Ceux qui poussent les autres vers la mort (tout en restant à l'abri)

On lit parfois les témoignages de personnes désespérées, qui se sentent coupables d'avoir poussé un de leurs proches au suicide. Elles-mêmes suicidaires, elles n'ont pas su protéger leur entourage contre l'influence délétère de leur mal-être. Ces personnes-là sont peut-être coupables, mais ce n'est certainement pas moi qui vais les juger. Que quelqu'un de complètement perdu égare ceux qui le suivent n'est que logique, rien de plus.

Mais il y a d'autres personnes, ayant un tout autre profil, et qui elles savent très bien ce qu'elles font. Celles-là ne sont pas dépressives, ni angoissées, ni désespérées - au contraire, elles adorent la vie - et c'est de manière tout à fait délibérée et consciente qu'elles poussent les autres vers la mort, soit parce que c'est leur intérêt, soit parce que ça les amuse, tout simplement.

En d'autres temps, on appelait ces gens-là des "méchants", sans que le mot paraisse enfantin ou dérisoire. Aujourd'hui, on les appelerait des "salauds", si le relativisme culturel n'avait pas estompé les notions de bien et de mal. (Tout est question de point de vue, tout est subjectif, bla, bla, bla...)

Pendant la première guerre, les journalistes et propagandistes qui encourageaient vivement les gens à aller tuer et se faire tuer tout en restant tranquillement à l'arrière faisaient parti de cette catégorie-là.
C'est une catégorie où il y a beaucoup de monde, parce qu'il y a de nombreuses manières différentes de pousser les autres vers la mort, et aussi parce qu'il est plus facile - et à un certain niveau, plus rentable - d'être un salaud que le contraire.

Les publicistes qui célèbrent sur des millions d'affiches les vertus rafraichissantes et désaltérantes de telle boisson alcoolisée en période de canicule savent très bien que leur travail de créatif est responsable d'accidents mortels sur les routes et de vies bousillées par l'alcool. Ils continuent quand même, parce que ça leur rapporte de l'argent et qu'ils n'ont pas assez de conscience pour que ça les dérange.

Mais il y a d'autres façons, plus cachées et subtiles, de pousser les gens à se tuer.

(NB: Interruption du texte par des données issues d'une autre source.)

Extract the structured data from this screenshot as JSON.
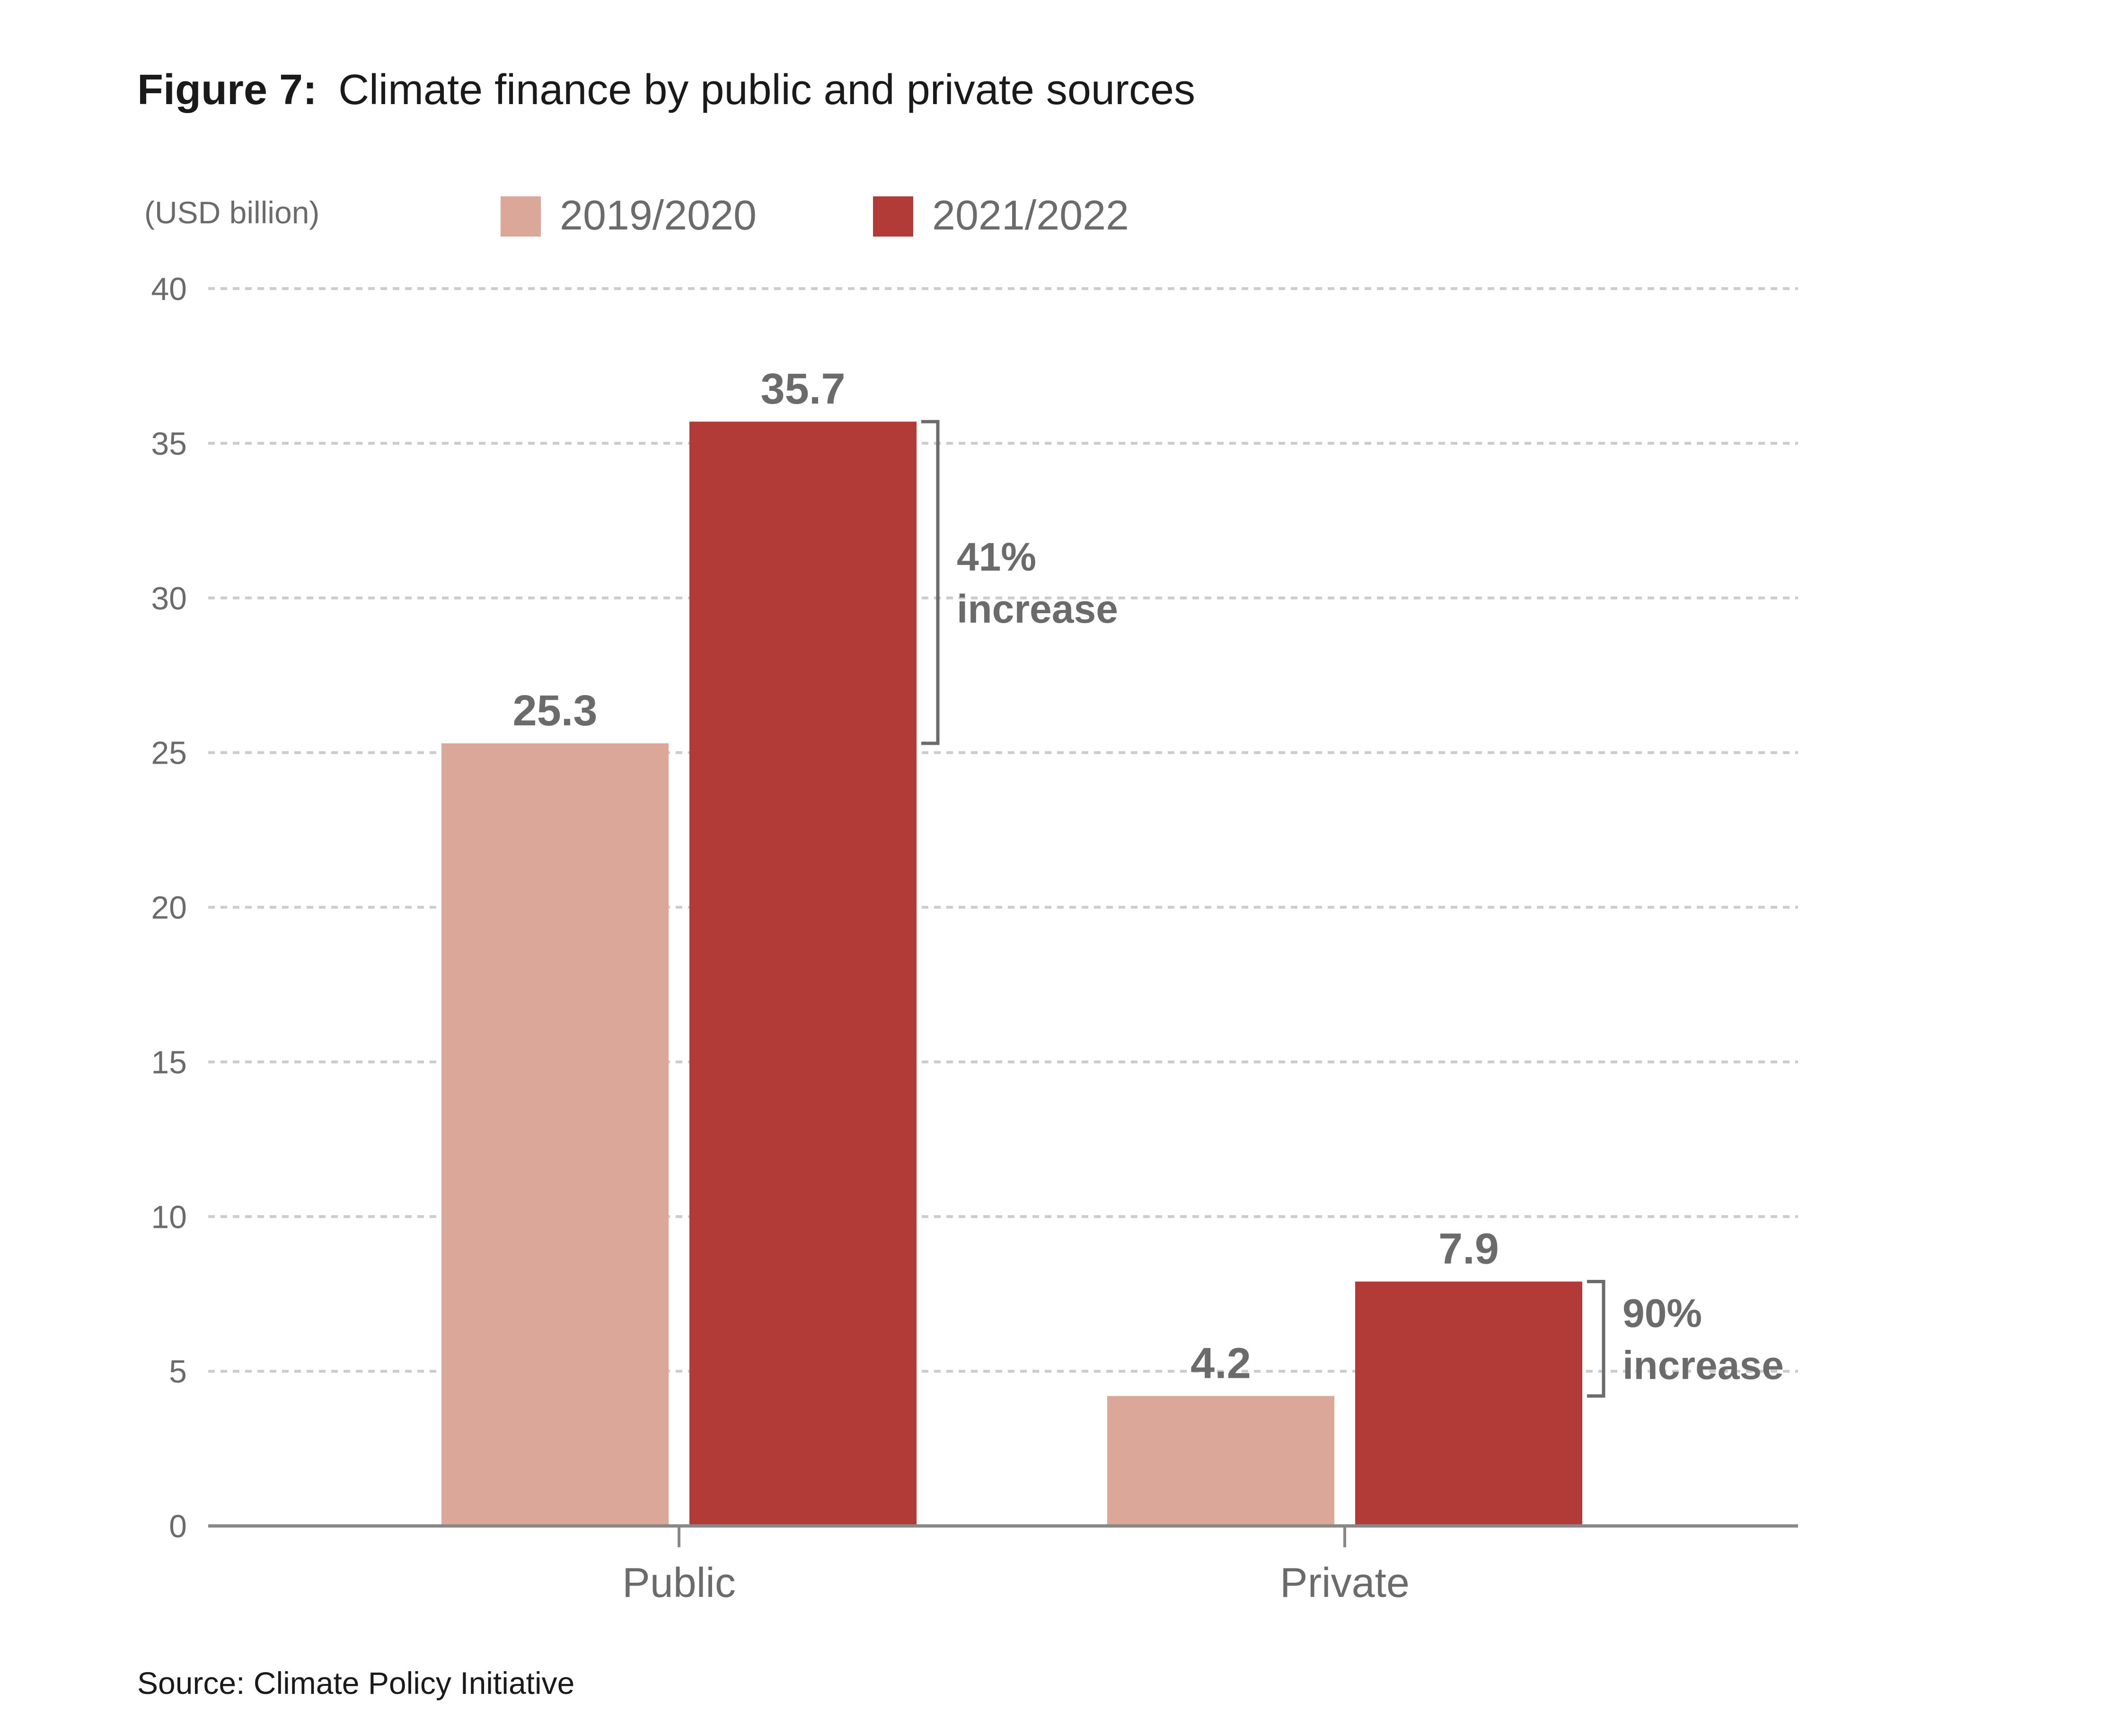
{
  "figure": {
    "label": "Figure 7:",
    "title": "Climate finance by public and private sources",
    "source": "Source: Climate Policy Initiative"
  },
  "chart_data": {
    "type": "bar",
    "unit_label": "(USD billion)",
    "categories": [
      "Public",
      "Private"
    ],
    "series": [
      {
        "name": "2019/2020",
        "values": [
          25.3,
          4.2
        ],
        "value_labels": [
          "25.3",
          "4.2"
        ],
        "color": "#dba799"
      },
      {
        "name": "2021/2022",
        "values": [
          35.7,
          7.9
        ],
        "value_labels": [
          "35.7",
          "7.9"
        ],
        "color": "#b23b37"
      }
    ],
    "ylim": [
      0,
      40
    ],
    "yticks": [
      0,
      5,
      10,
      15,
      20,
      25,
      30,
      35,
      40
    ],
    "grid": true,
    "legend_position": "top",
    "annotations": [
      {
        "category": "Public",
        "line1": "41%",
        "line2": "increase"
      },
      {
        "category": "Private",
        "line1": "90%",
        "line2": "increase"
      }
    ],
    "colors": {
      "axis": "#888888",
      "text_muted": "#6b6b6b",
      "text_dark": "#1a1a1a",
      "grid": "#cccccc"
    }
  }
}
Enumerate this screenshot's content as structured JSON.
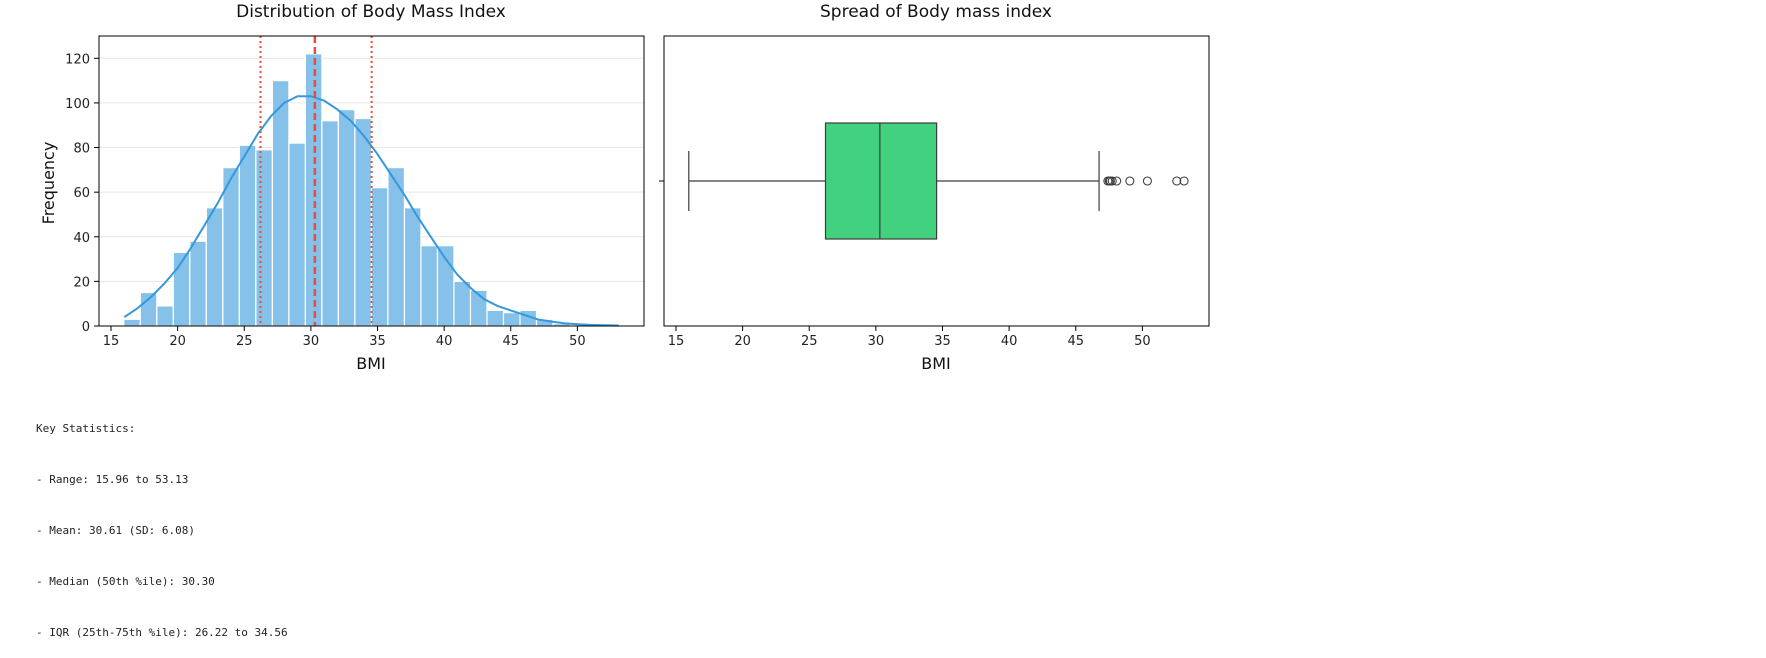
{
  "chart_data": [
    {
      "type": "bar",
      "title": "Distribution of Body Mass Index",
      "xlabel": "BMI",
      "ylabel": "Frequency",
      "xlim": [
        14.1,
        55.0
      ],
      "ylim": [
        0,
        130
      ],
      "xticks": [
        15,
        20,
        25,
        30,
        35,
        40,
        45,
        50
      ],
      "yticks": [
        0,
        20,
        40,
        60,
        80,
        100,
        120
      ],
      "grid": "horizontal",
      "bins": {
        "start": 15.96,
        "width": 1.239,
        "counts": [
          3,
          15,
          9,
          33,
          38,
          53,
          71,
          81,
          79,
          110,
          82,
          122,
          92,
          97,
          93,
          62,
          71,
          53,
          36,
          36,
          20,
          16,
          7,
          6,
          7,
          3,
          1,
          0,
          0,
          1
        ]
      },
      "kde": {
        "x": [
          16.0,
          17.0,
          18.0,
          19.0,
          20.0,
          21.0,
          22.0,
          23.0,
          24.0,
          25.0,
          26.0,
          27.0,
          28.0,
          29.0,
          30.0,
          31.0,
          32.0,
          33.0,
          34.0,
          35.0,
          36.0,
          37.0,
          38.0,
          39.0,
          40.0,
          41.0,
          42.0,
          43.0,
          44.0,
          45.0,
          46.0,
          47.0,
          48.0,
          49.0,
          50.0,
          51.0,
          52.0,
          53.1
        ],
        "y": [
          4,
          8,
          13,
          19,
          26,
          35,
          45,
          55,
          66,
          76,
          86,
          94,
          100,
          103,
          103,
          101,
          97,
          92,
          85,
          77,
          68,
          59,
          49,
          40,
          31,
          23,
          17,
          12,
          9,
          7,
          5,
          3,
          2,
          1.2,
          0.8,
          0.5,
          0.3,
          0.2
        ]
      },
      "lines": [
        {
          "name": "25th percentile",
          "value": 26.22,
          "style": "dotted",
          "color": "#e74c3c"
        },
        {
          "name": "Median",
          "value": 30.3,
          "style": "dashed",
          "color": "#e74c3c"
        },
        {
          "name": "75th percentile",
          "value": 34.56,
          "style": "dotted",
          "color": "#e74c3c"
        }
      ],
      "colors": {
        "bars": "#85c1e9",
        "kde": "#3498db",
        "grid": "#e6e6e6"
      }
    },
    {
      "type": "box",
      "title": "Spread of Body mass index",
      "xlabel": "BMI",
      "xlim": [
        14.1,
        55.0
      ],
      "xticks": [
        15,
        20,
        25,
        30,
        35,
        40,
        45,
        50
      ],
      "whisker_low": 15.96,
      "q1": 26.22,
      "median": 30.3,
      "q3": 34.56,
      "whisker_high": 46.75,
      "outliers": [
        47.41,
        47.52,
        47.6,
        47.74,
        48.07,
        49.06,
        50.38,
        52.58,
        53.13
      ],
      "colors": {
        "box": "#2ecc71",
        "line": "#3d3d3d"
      }
    }
  ],
  "stats": {
    "lines": [
      "Key Statistics:",
      "- Range: 15.96 to 53.13",
      "- Mean: 30.61 (SD: 6.08)",
      "- Median (50th %ile): 30.30",
      "- IQR (25th-75th %ile): 26.22 to 34.56"
    ]
  }
}
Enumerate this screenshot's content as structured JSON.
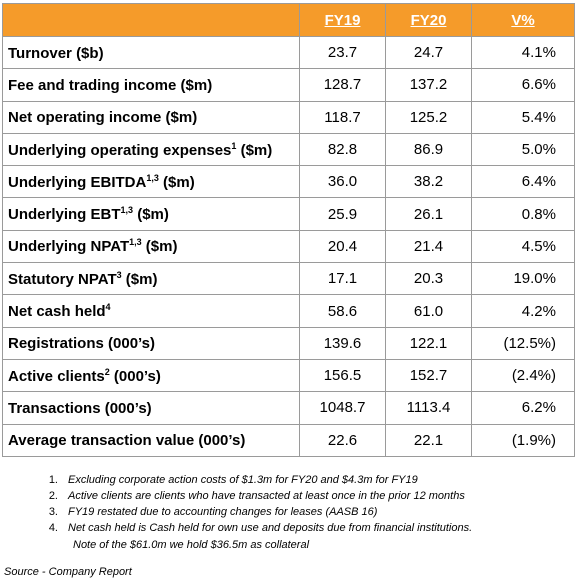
{
  "header": {
    "col1": "FY19",
    "col2": "FY20",
    "col3": "V%"
  },
  "rows": [
    {
      "label": "Turnover ($b)",
      "sup": "",
      "label_suffix": "",
      "fy19": "23.7",
      "fy20": "24.7",
      "v": "4.1%"
    },
    {
      "label": "Fee and trading income ($m)",
      "sup": "",
      "label_suffix": "",
      "fy19": "128.7",
      "fy20": "137.2",
      "v": "6.6%"
    },
    {
      "label": "Net operating income ($m)",
      "sup": "",
      "label_suffix": "",
      "fy19": "118.7",
      "fy20": "125.2",
      "v": "5.4%"
    },
    {
      "label": "Underlying operating expenses",
      "sup": "1",
      "label_suffix": " ($m)",
      "fy19": "82.8",
      "fy20": "86.9",
      "v": "5.0%"
    },
    {
      "label": "Underlying EBITDA",
      "sup": "1,3",
      "label_suffix": " ($m)",
      "fy19": "36.0",
      "fy20": "38.2",
      "v": "6.4%"
    },
    {
      "label": "Underlying EBT",
      "sup": "1,3",
      "label_suffix": " ($m)",
      "fy19": "25.9",
      "fy20": "26.1",
      "v": "0.8%"
    },
    {
      "label": "Underlying NPAT",
      "sup": "1,3",
      "label_suffix": " ($m)",
      "fy19": "20.4",
      "fy20": "21.4",
      "v": "4.5%"
    },
    {
      "label": "Statutory NPAT",
      "sup": "3",
      "label_suffix": " ($m)",
      "fy19": "17.1",
      "fy20": "20.3",
      "v": "19.0%"
    },
    {
      "label": "Net cash held",
      "sup": "4",
      "label_suffix": "",
      "fy19": "58.6",
      "fy20": "61.0",
      "v": "4.2%"
    },
    {
      "label": "Registrations (000’s)",
      "sup": "",
      "label_suffix": "",
      "fy19": "139.6",
      "fy20": "122.1",
      "v": "(12.5%)"
    },
    {
      "label": "Active clients",
      "sup": "2",
      "label_suffix": " (000’s)",
      "fy19": "156.5",
      "fy20": "152.7",
      "v": "(2.4%)"
    },
    {
      "label": "Transactions (000’s)",
      "sup": "",
      "label_suffix": "",
      "fy19": "1048.7",
      "fy20": "1113.4",
      "v": "6.2%"
    },
    {
      "label": "Average transaction value (000’s)",
      "sup": "",
      "label_suffix": "",
      "fy19": "22.6",
      "fy20": "22.1",
      "v": "(1.9%)"
    }
  ],
  "notes": [
    {
      "num": "1.",
      "text": "Excluding corporate action costs of $1.3m for FY20 and $4.3m for FY19"
    },
    {
      "num": "2.",
      "text": "Active clients are clients who have transacted at least once in the prior 12 months"
    },
    {
      "num": "3.",
      "text": "FY19 restated due to accounting changes for leases (AASB 16)"
    },
    {
      "num": "4.",
      "text": "Net cash held is Cash held for own use and deposits due from financial institutions."
    }
  ],
  "note_continuation": "Note of the $61.0m we hold $36.5m as collateral",
  "source": "Source - Company Report"
}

On peut par exemple chanter "On ira tous au Paradis..." (parce que si c'est vrai, pourquoi ne pas y aller tout de suite ?) ou développer dans des ouvrages de "Spiritualité" des idées très séduisantes sur l'Inconnu et Le courage : la joie de vivre dangereusement. (livre qui existe réellement, et dont l'auteur est un soi-disant "grand sage").
Le fait même d'associer les mots joie, vivre et courage à dangereusement constitue une incitation subtile à adopter des comportements dangereux pour soi - autrement dit, à se tuer accidentellement ou volontairement. Le contenu du livre va dans le même sens.

Carlos Castaneda, l'anthropologue mythomane, excelle particulièrement dans ce genre d'incitation intelligente et retorse. Tous ses livres sont des apologies brillantes du Grand Inconnu, et de son exploration.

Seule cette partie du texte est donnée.